Alike and different: The Middle East and the United States
http://www.nationalgeographic.com/xpeditions/lessons/01/g35/iraqus.html
A lesson plan for grade 6 Social Studies
In this Xpeditions lesson, students explore the similarities and differences between the Middle East and their own city, state, and country. Activities in this lesson engage students in collaborative group work, online research, and whole class discussion.
Students will:
- explore maps of the Middle East;
- use maps of the Middle East to match the names of countries with facts about them;
- look at a city map of Baghdad and compare it to a map of their own city (or a different city of their choice); and
- fill in maps of the Middle East and their own region, labeling important places and geographical features.
Xpeditions provides detailed directions for completing the lesson, suggestions for assessment and extension activities, discussion questions, and links to necessary web resources.
North Carolina Curriculum Alignment
Social Studies (2003)
Grade 6
- Goal 1: The learner will use the five themes of geography and geographic tools to answer geographic questions and analyze geographic concepts.
- Objective 1.01: Create maps, charts, graphs, databases, and models as tools to illustrate information about different people, places and regions in South America and Europe.
- Objective 1.03: Use tools such as maps, globes, graphs, charts, databases, models, and artifacts to compare data on different countries of South America and Europe and to identify patterns as well as similarities and differences among them.

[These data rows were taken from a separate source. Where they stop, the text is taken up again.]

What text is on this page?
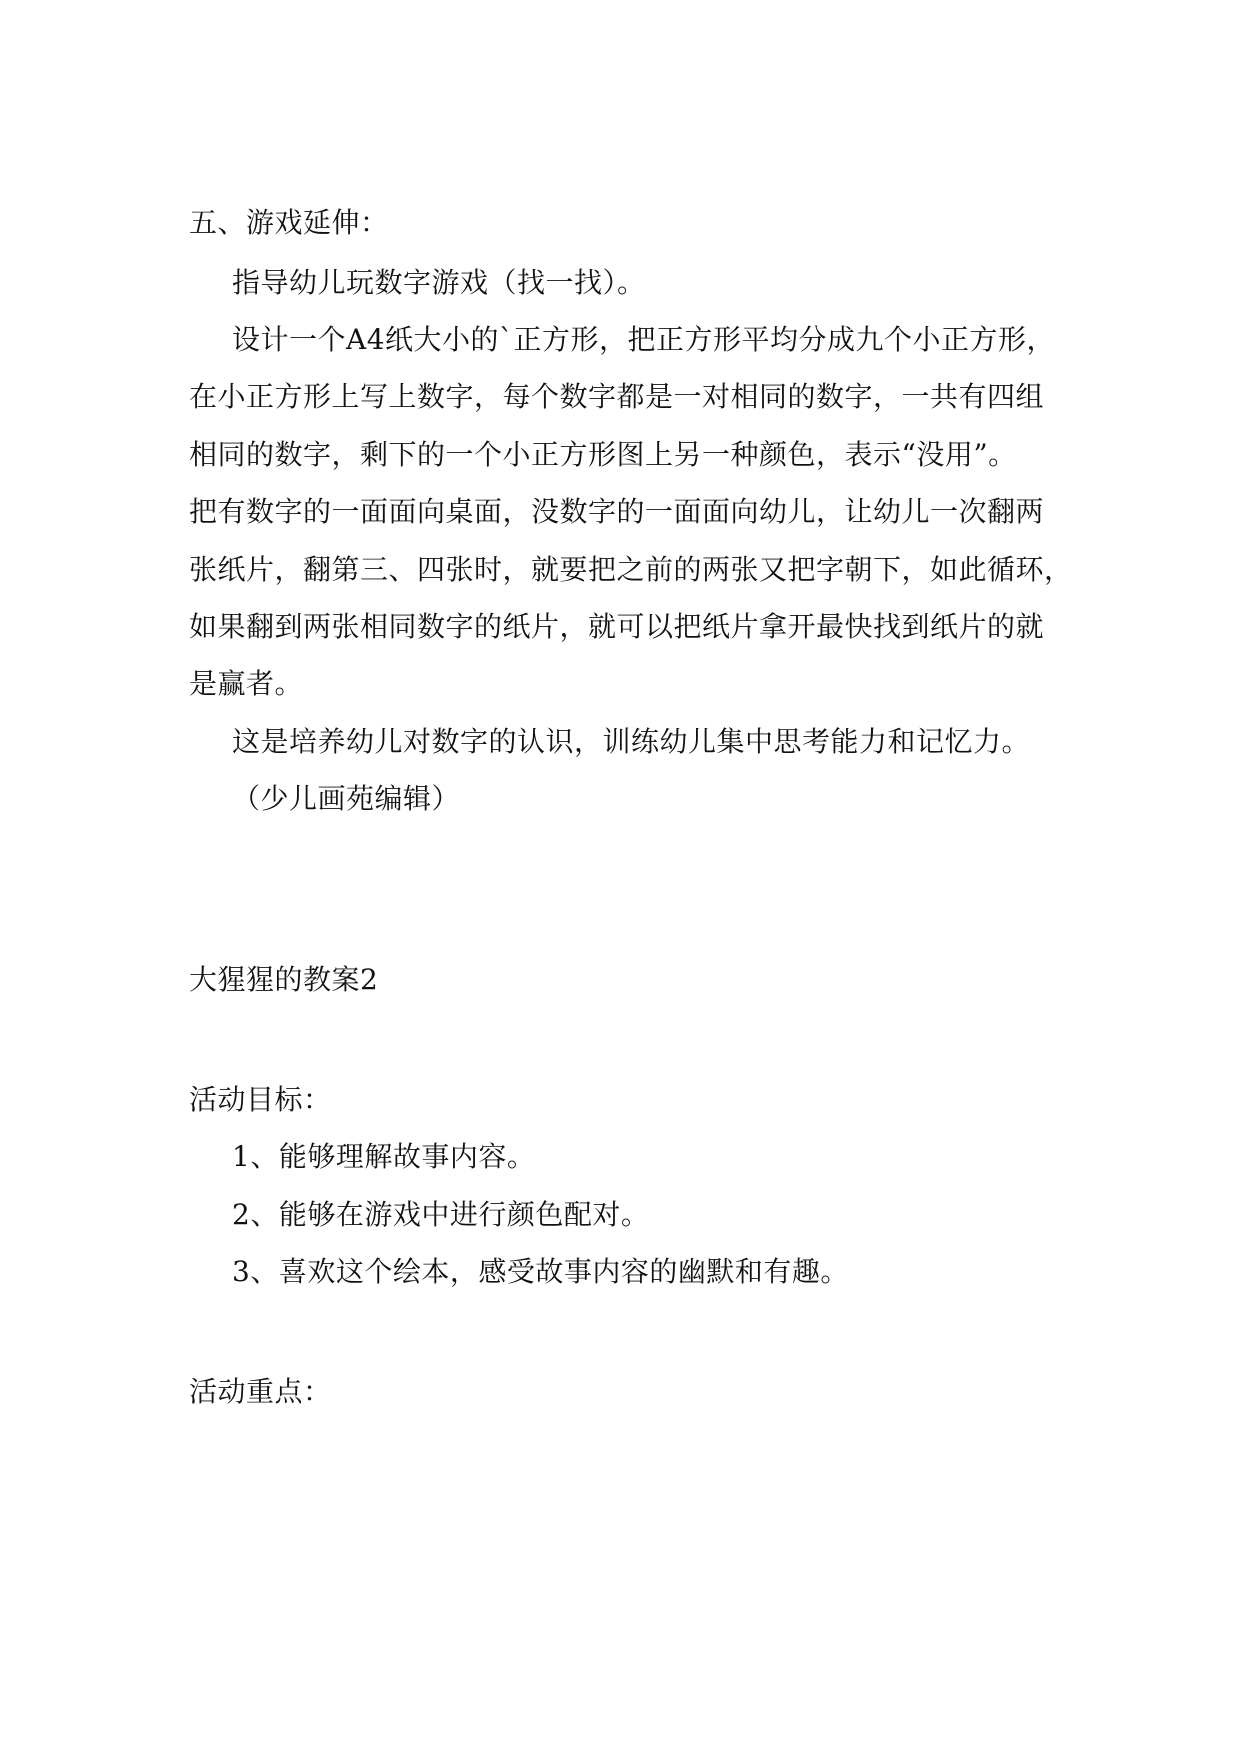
五、游戏延伸：
指导幼儿玩数字游戏（找一找）。
设计一个A4纸大小的`正方形，把正方形平均分成九个小正方形，
在小正方形上写上数字，每个数字都是一对相同的数字，一共有四组
相同的数字，剩下的一个小正方形图上另一种颜色，表示“没用”。
把有数字的一面面向桌面，没数字的一面面向幼儿，让幼儿一次翻两
张纸片，翻第三、四张时，就要把之前的两张又把字朝下，如此循环，
如果翻到两张相同数字的纸片，就可以把纸片拿开最快找到纸片的就
是赢者。
这是培养幼儿对数字的认识，训练幼儿集中思考能力和记忆力。
（少儿画苑编辑）
大猩猩的教案2
活动目标：
1、能够理解故事内容。
2、能够在游戏中进行颜色配对。
3、喜欢这个绘本，感受故事内容的幽默和有趣。
活动重点：
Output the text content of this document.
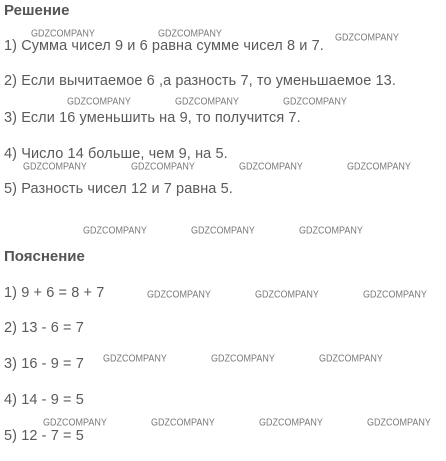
Решение
1) Сумма чисел 9 и 6 равна сумме чисел 8 и 7.
2) Если вычитаемое 6 ,а разность 7, то уменьшаемое 13.
3) Если 16 уменьшить на 9, то получится 7.
4) Число 14 больше, чем 9, на 5.
5) Разность чисел 12 и 7 равна 5.
Пояснение
1) 9 + 6 = 8 + 7
2) 13 - 6 = 7
3) 16 - 9 = 7
4) 14 - 9 = 5
5) 12 - 7 = 5
GDZCOMPANY	GDZCOMPANY	GDZCOMPANY
GDZCOMPANY	GDZCOMPANY	GDZCOMPANY
GDZCOMPANY	GDZCOMPANY	GDZCOMPANY	GDZCOMPANY
GDZCOMPANY	GDZCOMPANY	GDZCOMPANY
GDZCOMPANY	GDZCOMPANY	GDZCOMPANY
GDZCOMPANY	GDZCOMPANY	GDZCOMPANY
GDZCOMPANY	GDZCOMPANY	GDZCOMPANY	GDZCOMPANY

- Goal 13: The learner will describe the historic, economic, and cultural connections among North Carolina, the United States, South America, and Europe.
- Objective 13.01: Identify historical movements such as colonization, revolution, emerging democracies, migration, and immigration that link North Carolina and the United States to selected societies of South America and Europe and evaluate their influence on local, state, regional, national, and international communities.